On Behalf of | Jun 8, 2023 | Real Estate

As you know, Typhoon Mawar recently struck Guam with powerful winds of up to 140 miles per hour and torrents of rain. The storm, the most powerful to hit the island in more than 20 years, damaged numerous homes and other buildings and left many residents without electricity, fresh water or internet access.

President Biden has declared a disaster in the wake of Mawar. This means if the typhoon damaged or destroyed your home, you might qualify for financial assistance with repairs from the Federal Emergency Management Agency (FEMA). But before FEMA approves your claim, you need to prove to the agency that you own the property and that it was your primary residence.

Proving you own your home

FEMA suggests official documentation to prove ownership, most of which people have in their homes. Such documents include:

  • The deed or deed of trust to the property
  • Mortgage statement or escrow analysis
  • Policy for homeowners’ insurance, flood insurance or real property insurance
  • One or more receipts for major repairs done within the past five years
  • Property tax receipt or bill
  • Manufactured home certificate or title
  • A letter from a public official, such as the local postmaster, police chief or mayor, testifying that you are the owner and how long you have owned the property

If you have lost or cannot access any of these documents and the property was inherited, a mobile home or a travel trailer, FEMA will accept self-certification as a last resort. If your home suffered a previous natural disaster and you already verified ownership then, you don’t have to do it again.

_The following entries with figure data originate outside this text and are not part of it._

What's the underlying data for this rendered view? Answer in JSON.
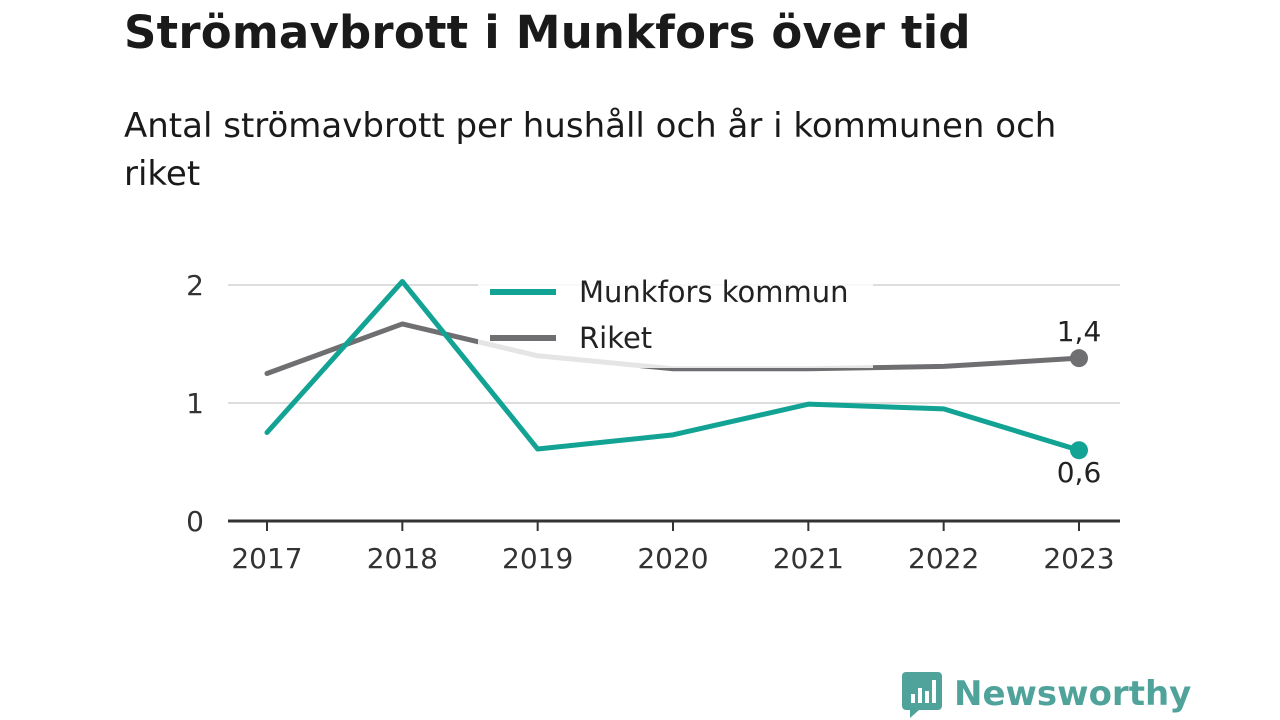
{
  "title": "Strömavbrott i Munkfors över tid",
  "subtitle": "Antal strömavbrott per hushåll och år i kommunen och riket",
  "brand": {
    "name": "Newsworthy",
    "color": "#4fa39a",
    "icon": "newsworthy-logo-icon"
  },
  "chart_data": {
    "type": "line",
    "x": [
      "2017",
      "2018",
      "2019",
      "2020",
      "2021",
      "2022",
      "2023"
    ],
    "series": [
      {
        "name": "Munkfors kommun",
        "color": "#12a394",
        "values": [
          0.75,
          2.03,
          0.61,
          0.73,
          0.99,
          0.95,
          0.6
        ],
        "end_label": "0,6"
      },
      {
        "name": "Riket",
        "color": "#6f6f72",
        "values": [
          1.25,
          1.67,
          1.4,
          1.29,
          1.29,
          1.31,
          1.38
        ],
        "end_label": "1,4"
      }
    ],
    "yticks": [
      "0",
      "1",
      "2"
    ],
    "ylim": [
      0,
      2
    ],
    "xlabel": "",
    "ylabel": "",
    "grid": true,
    "legend_position": "top-center"
  }
}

Showing you lived there when the storm hit

To show that you occupied the damaged home, FEMA will accept a similar range of documents that prove your address, such as:

  • Utility bills
  • Bank/credit card statements
  • Your lease or rent statements
  • A statement from your employer or a public official
  • Your driver’s license or state-issued ID card
  • Motor vehicle registration
  • Court documents
  • Letters from local schools

Most homeowners can access these types of documents, though if you cannot after your home was wrecked, an attorney can help you prove ownership and occupancy. Your lawyer can also help with the rest of filing your claim so that it is complete and free of errors.